In Memory of Percy Bysshe Shelley, Born on the Fourth of August, 
a. d. 1792

⁠Wert thou on earth to-day, immortal one,
⁠How wouldst thou, in the starlight of thine eld,
⁠The likeness of that morntide look upon
⁠Which men beheld?
⁠How might it move thee, imaged in time's glass,
⁠As when the tomb has kept
⁠Unchanged the face of one who slept
Too soon, yet moulders not, though seasons come and pass?

⁠Has Death a wont to stay the soul no less?
⁠And art thou still what Shelley was erewhile,—
⁠A feeling born of music's restlessness—
⁠A child's swift smile
⁠Between its sobs—a wandering mist that rose
⁠At dawn—a cloud that hung
⁠The Euganéan hills among;
Thy voice, a wind-harp's strain in some enchanted close?

⁠Thyself the wild west wind, O boy divine,
⁠Thou fain wouldst be,—the spirit which in its breath
⁠Wooes yet the seaward ilex and the pine
⁠That wept thy death?
⁠Or art thou still the incarnate child of song
⁠Who gazed, as if astray
⁠From some uncharted stellar way,
With eyes of wonder at our world of grief and wrong?

⁠Yet thou wast Nature's prodigal; the last
⁠Unto whose lips her beauteous mouth she bent
⁠An instant, ere thy kinsmen, fading fast,
⁠Their lorn way went.
⁠What though the faun and oread had fled?
⁠A tenantry thine own,
⁠Peopling their leafy coverts lone,
With thee still dwelt as when sweet Fancy was not dead;

⁠Not dead as now, when we the visionless,
⁠In nature's alchemy more woeful wise,
⁠Say that no thought of us her depths possess,—
⁠No love, her skies.
⁠Not ours to parley with the whispering June,
⁠The genii of the wood,
⁠The shapes that lurk in solitude,
The cloud, the mounting lark, the wan and waning moon.
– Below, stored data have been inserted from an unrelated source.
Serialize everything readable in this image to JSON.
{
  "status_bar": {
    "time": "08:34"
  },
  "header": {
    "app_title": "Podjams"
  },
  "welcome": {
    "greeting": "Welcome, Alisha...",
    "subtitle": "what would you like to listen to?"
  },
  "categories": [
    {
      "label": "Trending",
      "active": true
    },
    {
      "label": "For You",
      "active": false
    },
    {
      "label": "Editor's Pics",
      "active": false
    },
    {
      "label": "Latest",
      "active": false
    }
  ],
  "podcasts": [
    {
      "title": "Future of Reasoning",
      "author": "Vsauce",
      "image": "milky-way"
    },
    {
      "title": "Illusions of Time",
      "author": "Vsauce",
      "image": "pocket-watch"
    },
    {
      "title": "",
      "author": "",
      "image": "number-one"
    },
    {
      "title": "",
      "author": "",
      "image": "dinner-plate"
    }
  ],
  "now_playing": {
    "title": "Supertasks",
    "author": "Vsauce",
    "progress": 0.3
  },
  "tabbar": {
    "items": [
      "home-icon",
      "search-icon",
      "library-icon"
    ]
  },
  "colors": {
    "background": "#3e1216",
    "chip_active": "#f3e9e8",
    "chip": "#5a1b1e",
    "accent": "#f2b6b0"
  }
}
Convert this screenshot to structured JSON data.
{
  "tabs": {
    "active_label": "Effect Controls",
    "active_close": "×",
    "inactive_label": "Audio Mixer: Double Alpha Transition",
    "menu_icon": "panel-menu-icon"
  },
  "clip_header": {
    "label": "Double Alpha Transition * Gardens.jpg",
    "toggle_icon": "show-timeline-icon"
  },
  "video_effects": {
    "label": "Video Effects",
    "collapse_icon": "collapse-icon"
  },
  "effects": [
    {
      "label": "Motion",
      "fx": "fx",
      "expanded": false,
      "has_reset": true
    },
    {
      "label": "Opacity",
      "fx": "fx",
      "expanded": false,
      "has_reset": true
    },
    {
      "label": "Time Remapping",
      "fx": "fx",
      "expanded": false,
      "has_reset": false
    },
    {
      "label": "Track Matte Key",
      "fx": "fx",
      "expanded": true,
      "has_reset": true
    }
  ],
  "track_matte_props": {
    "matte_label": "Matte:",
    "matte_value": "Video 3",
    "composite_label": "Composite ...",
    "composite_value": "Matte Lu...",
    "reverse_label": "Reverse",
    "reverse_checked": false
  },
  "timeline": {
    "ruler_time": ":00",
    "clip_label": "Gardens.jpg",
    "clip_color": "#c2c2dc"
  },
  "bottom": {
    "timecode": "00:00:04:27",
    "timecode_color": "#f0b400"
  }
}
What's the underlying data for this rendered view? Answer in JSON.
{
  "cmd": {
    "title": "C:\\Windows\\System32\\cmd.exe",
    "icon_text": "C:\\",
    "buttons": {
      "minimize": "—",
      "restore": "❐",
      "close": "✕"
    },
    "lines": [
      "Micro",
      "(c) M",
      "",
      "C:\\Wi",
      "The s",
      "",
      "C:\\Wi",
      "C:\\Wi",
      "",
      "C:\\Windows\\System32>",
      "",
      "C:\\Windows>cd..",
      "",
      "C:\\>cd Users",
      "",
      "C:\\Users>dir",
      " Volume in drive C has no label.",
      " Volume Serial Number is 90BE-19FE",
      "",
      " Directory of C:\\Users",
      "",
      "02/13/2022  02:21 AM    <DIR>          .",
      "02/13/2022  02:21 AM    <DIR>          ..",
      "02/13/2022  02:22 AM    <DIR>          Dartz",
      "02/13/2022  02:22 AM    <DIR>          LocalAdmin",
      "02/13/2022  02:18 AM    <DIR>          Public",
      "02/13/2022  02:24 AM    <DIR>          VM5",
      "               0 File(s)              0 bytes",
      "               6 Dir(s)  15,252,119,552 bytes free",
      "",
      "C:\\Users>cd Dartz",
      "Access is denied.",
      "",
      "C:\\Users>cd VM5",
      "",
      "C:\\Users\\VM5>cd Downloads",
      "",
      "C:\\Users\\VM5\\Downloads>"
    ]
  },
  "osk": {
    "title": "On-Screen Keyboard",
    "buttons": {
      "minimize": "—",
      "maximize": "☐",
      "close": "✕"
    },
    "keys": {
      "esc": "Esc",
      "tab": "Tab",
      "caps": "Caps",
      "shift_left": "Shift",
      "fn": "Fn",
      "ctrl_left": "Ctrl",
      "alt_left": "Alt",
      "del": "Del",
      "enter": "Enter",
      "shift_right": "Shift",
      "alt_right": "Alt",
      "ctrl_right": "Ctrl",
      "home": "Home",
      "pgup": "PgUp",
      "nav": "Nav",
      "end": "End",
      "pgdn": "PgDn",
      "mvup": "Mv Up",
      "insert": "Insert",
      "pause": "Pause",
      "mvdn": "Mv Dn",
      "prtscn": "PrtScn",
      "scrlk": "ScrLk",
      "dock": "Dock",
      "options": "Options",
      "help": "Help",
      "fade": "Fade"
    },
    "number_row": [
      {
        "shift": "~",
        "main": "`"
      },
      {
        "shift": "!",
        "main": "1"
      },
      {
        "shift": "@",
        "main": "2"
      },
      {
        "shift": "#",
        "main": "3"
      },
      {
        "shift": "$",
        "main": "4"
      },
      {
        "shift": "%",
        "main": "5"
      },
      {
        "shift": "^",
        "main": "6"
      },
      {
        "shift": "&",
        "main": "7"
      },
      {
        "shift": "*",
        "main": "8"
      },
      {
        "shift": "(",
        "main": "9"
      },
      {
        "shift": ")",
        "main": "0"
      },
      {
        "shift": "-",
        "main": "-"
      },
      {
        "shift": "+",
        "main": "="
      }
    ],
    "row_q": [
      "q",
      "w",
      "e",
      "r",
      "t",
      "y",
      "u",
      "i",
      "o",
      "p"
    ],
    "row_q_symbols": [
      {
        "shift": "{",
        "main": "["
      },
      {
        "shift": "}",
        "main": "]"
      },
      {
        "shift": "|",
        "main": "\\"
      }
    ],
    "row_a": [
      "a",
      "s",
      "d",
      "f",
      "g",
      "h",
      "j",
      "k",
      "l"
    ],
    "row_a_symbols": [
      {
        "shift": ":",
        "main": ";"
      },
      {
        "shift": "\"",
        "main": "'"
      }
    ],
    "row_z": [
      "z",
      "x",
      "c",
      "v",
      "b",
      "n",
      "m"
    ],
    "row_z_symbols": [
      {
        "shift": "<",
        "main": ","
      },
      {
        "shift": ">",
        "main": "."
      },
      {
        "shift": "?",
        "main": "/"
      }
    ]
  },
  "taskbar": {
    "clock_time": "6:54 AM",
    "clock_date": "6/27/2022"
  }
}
⁠For thee the last time Hellas tipped her hills
⁠With beauty; India breathed her midnight moan,
⁠Her sigh, her ecstasy of passion's thrills,
⁠To thee alone.
⁠Such rapture thine, and the supremer gift
⁠Which can the minstrel raise,
⁠Above the myrtle and the bays,
To watch the sea of pain whereon our galleys drift.

⁠Therefrom arose with thee that lyric cry,
⁠Sad cadence of the disillusioned soul
⁠That asks of heaven and earth its destiny,—
⁠Or joy or dole.
⁠Wild requiem of the heart whose vibratings,
⁠With laughter fraught, and tears,
⁠Beat through the century's dying years
While for one more dark round the old Earth plumes her wings.

⁠No answer came to thee; from ether fell
⁠No voice, no radiant beam; and in thy youth
⁠How were it else, when still the oracle
⁠Withholds its truth?
⁠We sit in judgment,—we, above thy page
⁠Judge thee and such as thee,
⁠Pale heralds, sped too soon to see
The marvels of our late yet unanointed age!

⁠The slaves of air and light obeyed afar
⁠Thy summons, Ariel; their elf-horns wound
⁠Strange notes which all uncapturable are
⁠Of broken sound.
⁠That music thou alone couldst rightly hear
⁠(O rare impressionist!)
⁠And mimic. Therefore still we list
To its ethereal fall in this thy cyclic year.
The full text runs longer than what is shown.